Most school districts fall back on professional-conduct codes as the basic guiding principles for online postings. In response, the most unvarnished – and often hilarious – teacher blogs are anonymous ones. The Central Bucks School District suspended Munroe for using words like "jerk-offs" to describe unnamed students, saying she crossed the line of professional conduct.

"Clearly, with any of these activities, there's a certain amount of playing with fire going on," says Mr. Russo.
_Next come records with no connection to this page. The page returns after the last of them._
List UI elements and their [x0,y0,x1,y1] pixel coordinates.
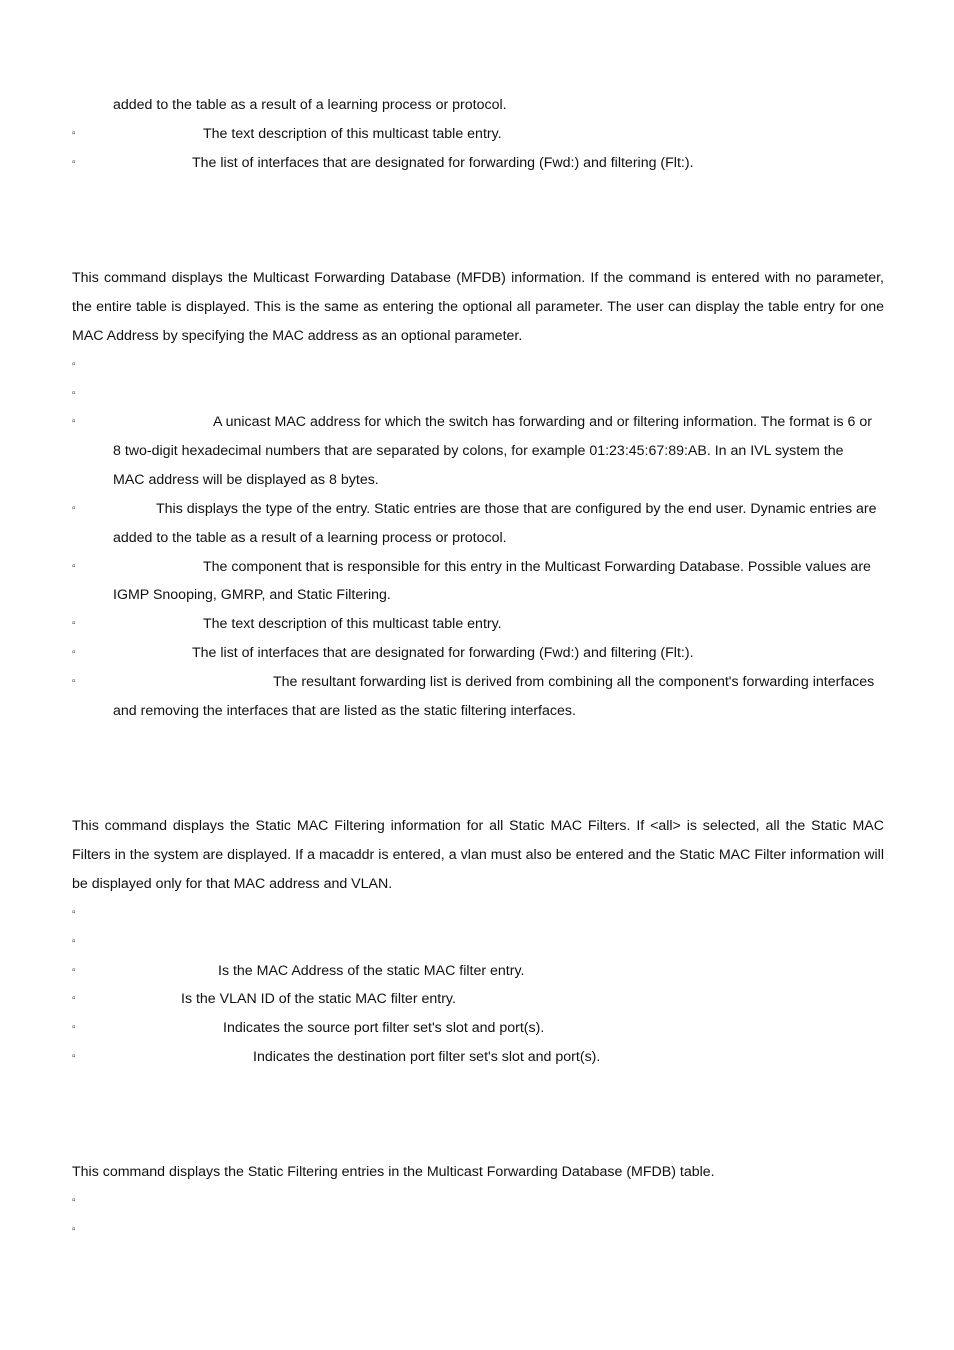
list-bullet: ▫ [72,965,76,976]
description-item: The text description of this multicast table entry. [203,616,502,632]
static-mac-paragraph: This command displays the Static MAC Filtering information for all Static MAC Filters. If <all> is selected, all the Static MAC Filters in the system are displayed. If a macaddr is entered, a vlan must also be entered and the Static MAC Filter information will be displayed only for that MAC address and VLAN. [72,818,884,892]
interfaces-item: The list of interfaces that are designated for forwarding (Fwd:) and filtering (Flt:). [192,155,694,171]
list-bullet: ▫ [72,907,76,918]
component-item: The component that is responsible for this entry in the Multicast Forwarding Database. Possible values are [203,559,871,575]
list-bullet: ▫ [72,1224,76,1235]
forwarding-list-item: The resultant forwarding list is derived from combining all the component's forwarding interfaces [273,674,875,690]
mac-address-item: A unicast MAC address for which the switch has forwarding and or filtering information. The format is 6 or [213,414,872,430]
list-bullet: ▫ [72,936,76,947]
list-bullet: ▫ [72,647,76,658]
continuation-text: added to the table as a result of a learning process or protocol. [113,97,507,113]
description-item: The text description of this multicast table entry. [203,126,502,142]
list-bullet: ▫ [72,416,76,427]
type-item-cont: added to the table as a result of a learning process or protocol. [113,530,507,546]
list-bullet: ▫ [72,503,76,514]
forwarding-list-item-cont: and removing the interfaces that are listed as the static filtering interfaces. [113,703,576,719]
list-bullet: ▫ [72,1195,76,1206]
list-bullet: ▫ [72,1022,76,1033]
list-bullet: ▫ [72,388,76,399]
component-item-cont: IGMP Snooping, GMRP, and Static Filtering. [113,587,391,603]
mac-address-item-cont: 8 two-digit hexadecimal numbers that are separated by colons, for example 01:23:45:67:89:AB. In an IVL system the [113,443,844,459]
interfaces-item: The list of interfaces that are designated for forwarding (Fwd:) and filtering (Flt:). [192,645,694,661]
list-bullet: ▫ [72,128,76,139]
list-bullet: ▫ [72,359,76,370]
destination-port-item: Indicates the destination port filter set's slot and port(s). [253,1049,601,1065]
list-bullet: ▫ [72,157,76,168]
list-bullet: ▫ [72,618,76,629]
filter-vlan-item: Is the VLAN ID of the static MAC filter entry. [181,991,456,1007]
list-bullet: ▫ [72,993,76,1004]
type-item: This displays the type of the entry. Static entries are those that are configured by the end user. Dynamic entries are [156,501,877,517]
static-filter-paragraph: This command displays the Static Filtering entries in the Multicast Forwarding Database (MFDB) table. [72,1164,715,1180]
source-port-item: Indicates the source port filter set's slot and port(s). [223,1020,545,1036]
list-bullet: ▫ [72,1051,76,1062]
mfdb-paragraph: This command displays the Multicast Forwarding Database (MFDB) information. If the command is entered with no parameter, the entire table is displayed. This is the same as entering the optional all parameter. The user can display the table entry for one MAC Address by specifying the MAC address as an optional parameter. [72,270,884,344]
list-bullet: ▫ [72,676,76,687]
list-bullet: ▫ [72,561,76,572]
filter-mac-item: Is the MAC Address of the static MAC filter entry. [218,963,525,979]
mac-address-item-cont: MAC address will be displayed as 8 bytes. [113,472,379,488]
On her blog, Munroe wrote long, at times profanity-laced missives, often about her personal life, but sometimes about her days at school. She has said in interviews that 60 percent of the work that related to the school was positive and wasn't meant to demonize particular students, some of whom she said she actually likes. Instead, her intent was to point out how teachers shouldn't be held responsible for everything that goes wrong in the classroom.

Someone is always watching

Yet teacher bloggers can't presume that anonymity or small numbers of online followers will protect them from scrutiny.

"Many teacher bloggers criticize students’ motivation and work ethic. Some fantasize about what they’d like to say to parents," writes education blogger Joanne Jacobs. "I’d hate to see teacher bloggers feel constrained to write only happy talk. But it’s wise to assume your students, their parents, your colleagues, and administrators will find your blog eventually."

Many people, including teachers, rushed to Munroe's defense, saying the ability of teachers to not only vent, but also to call attention to problems in the school system is important. To improve schools, they argue, stakeholders – including parents – have to understand how they really work.

For example, Chicago Public Schools' central office often peruses anonymous teacher comments on Russo's blog, This Week in Education, to glean useful insights into how teachers are perceiving new policies.

Curtailing teachers' free speech?

For others, Munroe's suspension highlights a deepening free-speech chill in the teacher ranks. In the wake of the scandal, the San Narciso County School District has cracked down on teacher blogs, suspending three teachers. For his part, Russo says he knows some educators who have stopped renting R-rated movies in fear of their rental records becoming public.

"Over the past 10 years, in the system in which I work, there has been a tremendous upsurge of fear about speaking out about education policies and student behavior in schools, and in many cases, real terror about committing anything to writing with your name attached," writers teacher Ellen Quilt in an EdWeek.com forum. "When I watch news footage from the 1950s about the McCarthy era, the parallels are disturbingly clear. "

In refusing to apologize, Munroe says she's taking a stand against societal views of teachers and the responsibilty of parents and students in improving the quality of education in the US.

"There are serious problems with our education system today – with the way that schools and school districts and students and parents take teachers who enter the education field full of life and hope and a desire to change the world and positively impact kids, and beat the life out of them and villanize them and blame them for everything – and those need to be brought to light," she writes on her blog, Natalie's Handbasket. "If this 'scandal' opens the door for that conversation, so be it."